Now, I’m not saying each of us personally must read each of those books in order to understand those developments. But our broader cultural understanding depends on the context and insight they provide. This is why the thinning out of the nonfiction book culture is so distressing. Book reviews don’t just apprise customers of products they might want to buy; like the books themselves, they’re ways for us to encounter narratives and ideas we might not encounter otherwise. In a review of John Updike’s Hugging the Shore—a collection of over 800 pages of book-review essays—the novelist David Lodge pointed out that “most people’s knowledge of Darwin, Marx, and Freud, arguably the three most important thinkers of the modern era, is second- or third-hand. Hence the importance of the generalist reviewer, to monitor and disseminate information about the endless production of new ideas and artefacts, on behalf of the rest of us, who will never have the time, opportunity or will to encounter them all directly.”
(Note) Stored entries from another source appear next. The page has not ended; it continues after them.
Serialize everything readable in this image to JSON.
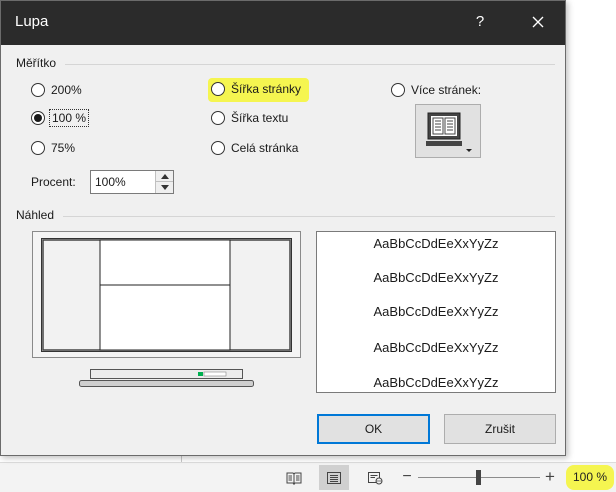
{
  "dialog": {
    "title": "Lupa",
    "help_symbol": "?",
    "close_icon": "close-icon"
  },
  "scale_group": {
    "label": "Měřítko",
    "options": [
      {
        "label": "200%",
        "selected": false
      },
      {
        "label": "100 %",
        "selected": true
      },
      {
        "label": "75%",
        "selected": false
      },
      {
        "label": "Šířka stránky",
        "selected": false,
        "highlighted": true
      },
      {
        "label": "Šířka textu",
        "selected": false
      },
      {
        "label": "Celá stránka",
        "selected": false
      },
      {
        "label": "Více stránek:",
        "selected": false
      }
    ],
    "multipage_icon": "monitor-pages-icon",
    "percent_label": "Procent:",
    "percent_value": "100%"
  },
  "preview_group": {
    "label": "Náhled",
    "sample_text": [
      "AaBbCcDdEeXxYyZz",
      "AaBbCcDdEeXxYyZz",
      "AaBbCcDdEeXxYyZz",
      "AaBbCcDdEeXxYyZz",
      "AaBbCcDdEeXxYyZz"
    ]
  },
  "buttons": {
    "ok": "OK",
    "cancel": "Zrušit"
  },
  "statusbar": {
    "view_icons": [
      "read-mode-icon",
      "print-layout-icon",
      "web-layout-icon"
    ],
    "active_view": "print-layout-icon",
    "zoom_out": "−",
    "zoom_in": "+",
    "zoom_percent": "100 %",
    "zoom_level_percent": 100
  },
  "colors": {
    "highlight": "#f5f550",
    "titlebar": "#2b2b2b",
    "focus_border": "#0078d7"
  }
}
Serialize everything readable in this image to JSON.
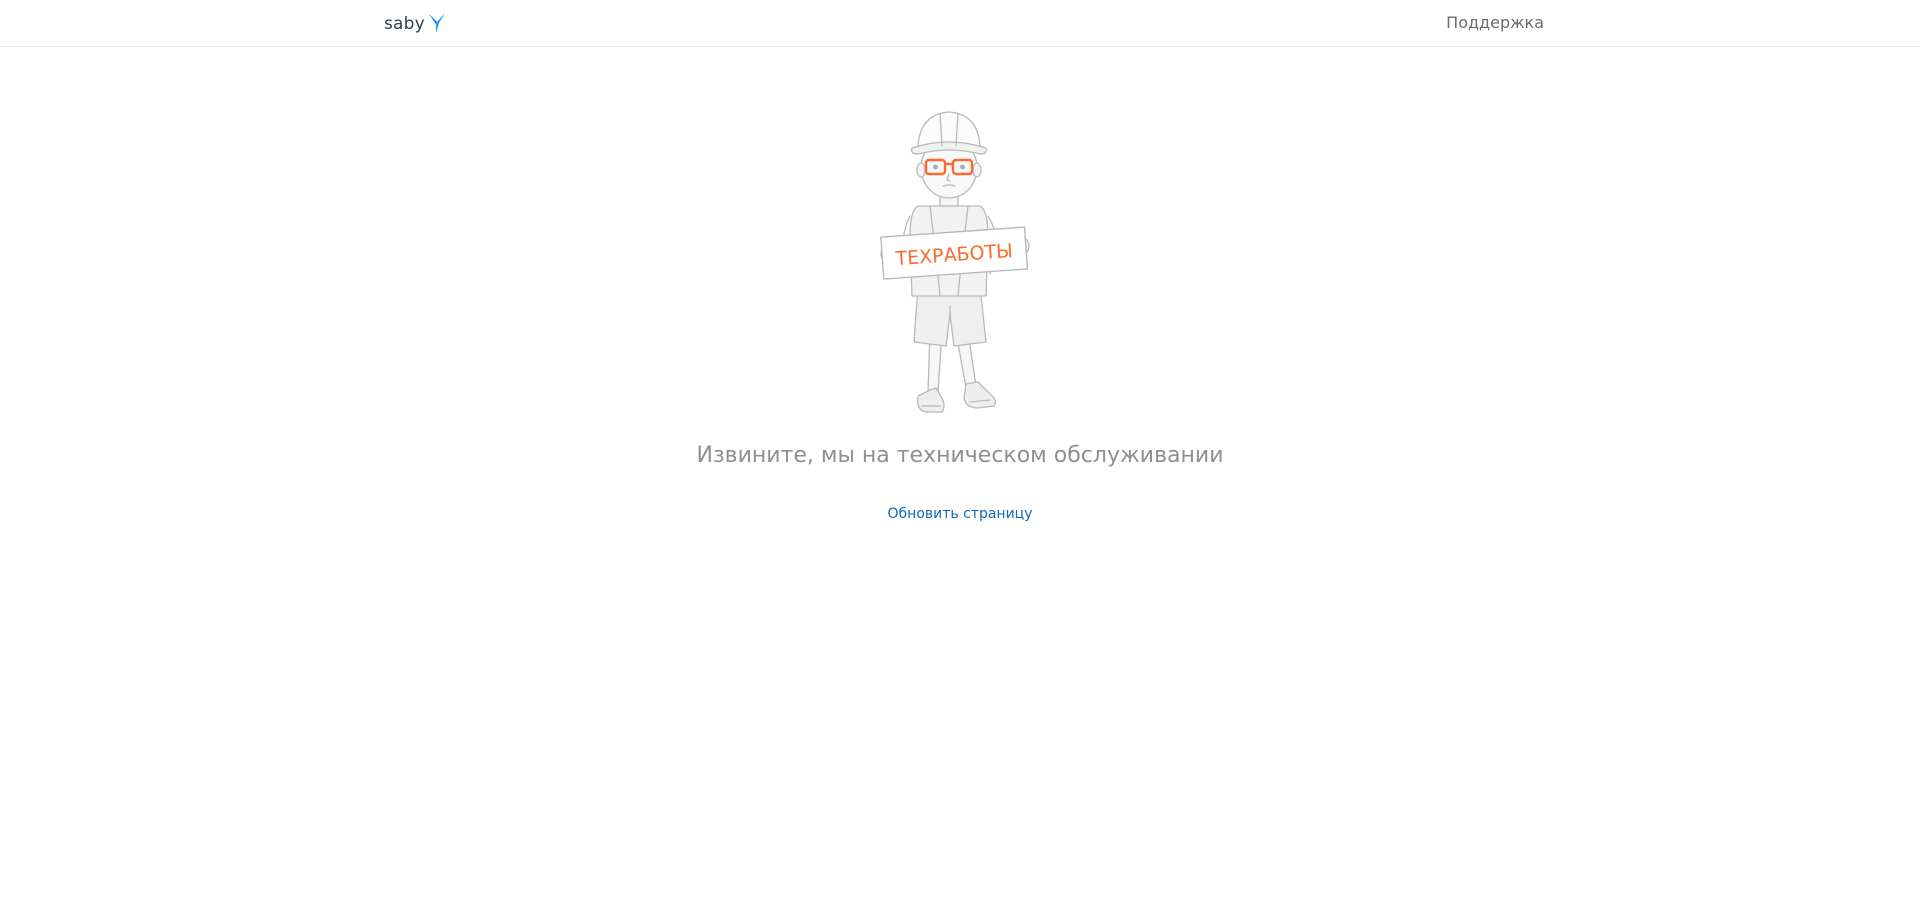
{
  "header": {
    "logo_text": "saby",
    "logo_icon": "saby-swallow-icon",
    "support_label": "Поддержка"
  },
  "illustration": {
    "icon": "maintenance-worker-illustration",
    "sign_text": "ТЕХРАБОТЫ"
  },
  "main": {
    "message": "Извините, мы на техническом обслуживании",
    "refresh_label": "Обновить страницу"
  },
  "colors": {
    "accent_orange": "#ff6a2c",
    "link_blue": "#0d6ab8",
    "logo_blue": "#1e9bff",
    "message_gray": "#8f8f8f"
  }
}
In societies where freedom is under threat, an informed citizen is countercultural and deep reading is an act of resistance. Just as protest and vigilance are essential, so is the ability to read and think. In a would-be autocracy, the autocrat aims to subsume our society’s particular narratives into his master narrative—in which his name fills the headlines, his voice and image dominate the broadcasts, and his airbrushed visage appears on the facades of government. To read a book, however, is to enter a narrative that stands outside the politics-and-media maelstrom. In a would-be autocracy, even a small bookstore—with hundreds of books, classic, recent, and current—is a space of contrary narratives, where truth is recognized as both essential and complicated.